A cracker apparently compromised and installed a bot that could be used as a DDoS client on several hundred servers belonging to customers of a large credit card processing company.
CCBill LLC late last month said in an e-mail message sent to customers that the companys security had been breached and that customer passwords and user names had been exposed during the attack. The company, based in Tempe, Ariz., processes online credit card transactions.
The attack was first disclosed in SecurityFocus.coms Incidents mailing list in several posts by the owner of a Web hosting company that deals with CCBill.
According to posts by Dayne Jordan of CompleteWeb, Jordan discovered the attack after one of his customers complained that someone had hacked one of its servers and installed a bot known as “Eggdrop.”
Jordan checked his companys servers and found six compromised boxes. He then checked with several other hosting companies that were CCBill customers; all of them had compromised servers.
Some CCBill customers sent CCBill their user names and passwords so that company representatives could log in remotely and update scripts and other software needed to process transactions. These log-ins are typically done via Telnet or SSH.
In the e-mail to customers, CCBill CEO Ron Cadwell said that the compromised customer servers were running either Unix or Linux. Cadwell encouraged customers to change their user names and passwords and scan their machines for the Eggdrop client. He also said CCBill had corrected the problem and that no other systems were compromised.
Cadwell said that only “a minimal percentage” of CCBills customer servers were compromised. But Jordan reported counting 1,200 Eggdrop bots in an IRC (Internet Relay Chat) chat room awaiting instructions.
The Eggdrop program is a well-known bot favored by thousands of IRC users.

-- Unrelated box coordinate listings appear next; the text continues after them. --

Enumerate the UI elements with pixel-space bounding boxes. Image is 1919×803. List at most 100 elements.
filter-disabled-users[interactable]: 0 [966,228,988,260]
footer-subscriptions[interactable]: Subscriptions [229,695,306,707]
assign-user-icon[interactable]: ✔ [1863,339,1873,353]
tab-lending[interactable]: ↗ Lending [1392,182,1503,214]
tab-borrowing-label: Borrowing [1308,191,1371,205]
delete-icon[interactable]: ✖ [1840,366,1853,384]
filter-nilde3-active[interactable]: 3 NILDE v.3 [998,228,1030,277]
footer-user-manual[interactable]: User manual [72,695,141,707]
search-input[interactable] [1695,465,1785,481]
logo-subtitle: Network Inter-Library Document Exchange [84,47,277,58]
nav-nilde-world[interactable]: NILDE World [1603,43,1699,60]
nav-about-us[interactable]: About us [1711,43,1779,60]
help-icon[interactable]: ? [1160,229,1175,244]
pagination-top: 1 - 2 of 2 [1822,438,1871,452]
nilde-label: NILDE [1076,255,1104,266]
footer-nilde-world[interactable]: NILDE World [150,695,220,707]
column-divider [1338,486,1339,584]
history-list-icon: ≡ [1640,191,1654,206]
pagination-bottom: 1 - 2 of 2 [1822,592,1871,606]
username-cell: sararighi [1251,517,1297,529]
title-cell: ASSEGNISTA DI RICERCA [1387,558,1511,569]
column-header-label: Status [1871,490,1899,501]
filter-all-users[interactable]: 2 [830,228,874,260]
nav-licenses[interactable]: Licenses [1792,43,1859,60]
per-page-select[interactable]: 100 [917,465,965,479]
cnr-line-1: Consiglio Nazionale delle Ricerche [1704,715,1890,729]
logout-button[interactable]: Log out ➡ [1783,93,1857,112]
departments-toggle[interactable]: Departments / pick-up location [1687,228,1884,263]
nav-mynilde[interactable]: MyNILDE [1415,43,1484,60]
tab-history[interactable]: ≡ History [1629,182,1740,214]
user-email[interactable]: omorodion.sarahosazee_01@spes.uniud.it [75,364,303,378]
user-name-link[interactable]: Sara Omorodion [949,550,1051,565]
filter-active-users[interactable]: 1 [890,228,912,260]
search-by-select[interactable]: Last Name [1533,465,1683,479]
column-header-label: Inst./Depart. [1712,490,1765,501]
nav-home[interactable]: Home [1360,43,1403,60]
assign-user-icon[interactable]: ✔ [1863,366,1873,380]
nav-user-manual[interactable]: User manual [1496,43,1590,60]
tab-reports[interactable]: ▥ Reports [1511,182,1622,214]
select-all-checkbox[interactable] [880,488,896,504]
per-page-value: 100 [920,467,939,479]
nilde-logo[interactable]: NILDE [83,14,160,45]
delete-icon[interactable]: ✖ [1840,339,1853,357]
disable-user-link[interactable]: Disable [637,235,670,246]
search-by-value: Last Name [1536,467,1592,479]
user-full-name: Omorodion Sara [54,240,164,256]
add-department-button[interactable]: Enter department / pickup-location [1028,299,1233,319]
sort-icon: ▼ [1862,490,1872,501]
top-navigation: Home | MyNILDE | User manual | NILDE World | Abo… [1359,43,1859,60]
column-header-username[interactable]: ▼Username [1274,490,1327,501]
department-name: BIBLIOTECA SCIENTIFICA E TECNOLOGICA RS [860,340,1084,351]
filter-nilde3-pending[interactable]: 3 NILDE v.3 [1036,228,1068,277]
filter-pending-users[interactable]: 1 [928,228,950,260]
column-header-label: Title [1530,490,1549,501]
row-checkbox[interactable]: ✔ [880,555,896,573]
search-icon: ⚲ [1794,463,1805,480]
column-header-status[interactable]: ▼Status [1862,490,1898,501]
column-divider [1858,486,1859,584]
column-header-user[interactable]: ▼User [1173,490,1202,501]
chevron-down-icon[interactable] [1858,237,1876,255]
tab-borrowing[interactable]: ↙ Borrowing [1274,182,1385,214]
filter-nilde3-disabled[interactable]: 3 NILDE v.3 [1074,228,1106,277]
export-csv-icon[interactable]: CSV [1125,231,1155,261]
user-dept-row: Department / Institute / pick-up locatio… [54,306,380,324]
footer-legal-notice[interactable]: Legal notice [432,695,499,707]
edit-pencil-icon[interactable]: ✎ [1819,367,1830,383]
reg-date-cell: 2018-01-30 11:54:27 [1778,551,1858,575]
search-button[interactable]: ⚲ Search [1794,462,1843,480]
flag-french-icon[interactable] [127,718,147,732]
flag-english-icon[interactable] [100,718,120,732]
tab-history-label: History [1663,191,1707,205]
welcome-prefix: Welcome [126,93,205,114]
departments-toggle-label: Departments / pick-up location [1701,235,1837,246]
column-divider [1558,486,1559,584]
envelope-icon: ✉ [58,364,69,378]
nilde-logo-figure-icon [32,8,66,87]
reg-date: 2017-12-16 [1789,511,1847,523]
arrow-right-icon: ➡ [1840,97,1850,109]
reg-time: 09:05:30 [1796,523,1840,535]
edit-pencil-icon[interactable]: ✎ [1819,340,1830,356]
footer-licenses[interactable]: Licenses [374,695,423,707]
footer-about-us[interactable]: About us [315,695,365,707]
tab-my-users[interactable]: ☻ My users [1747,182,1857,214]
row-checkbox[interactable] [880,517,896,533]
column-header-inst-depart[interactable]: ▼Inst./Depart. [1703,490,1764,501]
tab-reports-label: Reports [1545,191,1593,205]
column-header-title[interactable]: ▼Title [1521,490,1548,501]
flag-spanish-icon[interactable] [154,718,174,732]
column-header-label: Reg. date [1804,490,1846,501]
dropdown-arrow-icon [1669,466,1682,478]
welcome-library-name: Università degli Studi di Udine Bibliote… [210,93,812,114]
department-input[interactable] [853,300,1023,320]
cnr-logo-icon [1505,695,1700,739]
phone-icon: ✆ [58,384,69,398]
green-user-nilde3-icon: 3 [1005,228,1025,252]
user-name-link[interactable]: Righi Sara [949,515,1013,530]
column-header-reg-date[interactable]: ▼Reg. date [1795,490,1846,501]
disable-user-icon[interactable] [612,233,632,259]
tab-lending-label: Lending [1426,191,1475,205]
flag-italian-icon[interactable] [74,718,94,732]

Like many bots, it was designed as a means of protecting private IRC channels and preventing other users from usurping them. However, crackers and script kiddies install bots on compromised machines for use in DDoS (distributed-denial-of-service) attacks. Eggdrop isnt often used in this capacity, though, said one DDoS expert, which may mean the cracker had other intentions.
“Eggdrop is a pretty popular bot because it seems to be one of the easier ones to configure,” said Dave Dittrich, senior security engineer at the University of Washington, in Seattle, and a widely recognized authority on DDoS attacks. “Its not used much in attacks. If he was looking to use it for an attack, putting that many bots on one network isnt the smartest way to do it. You would lose the whole network rather easily if the company finds the problem, which they did.”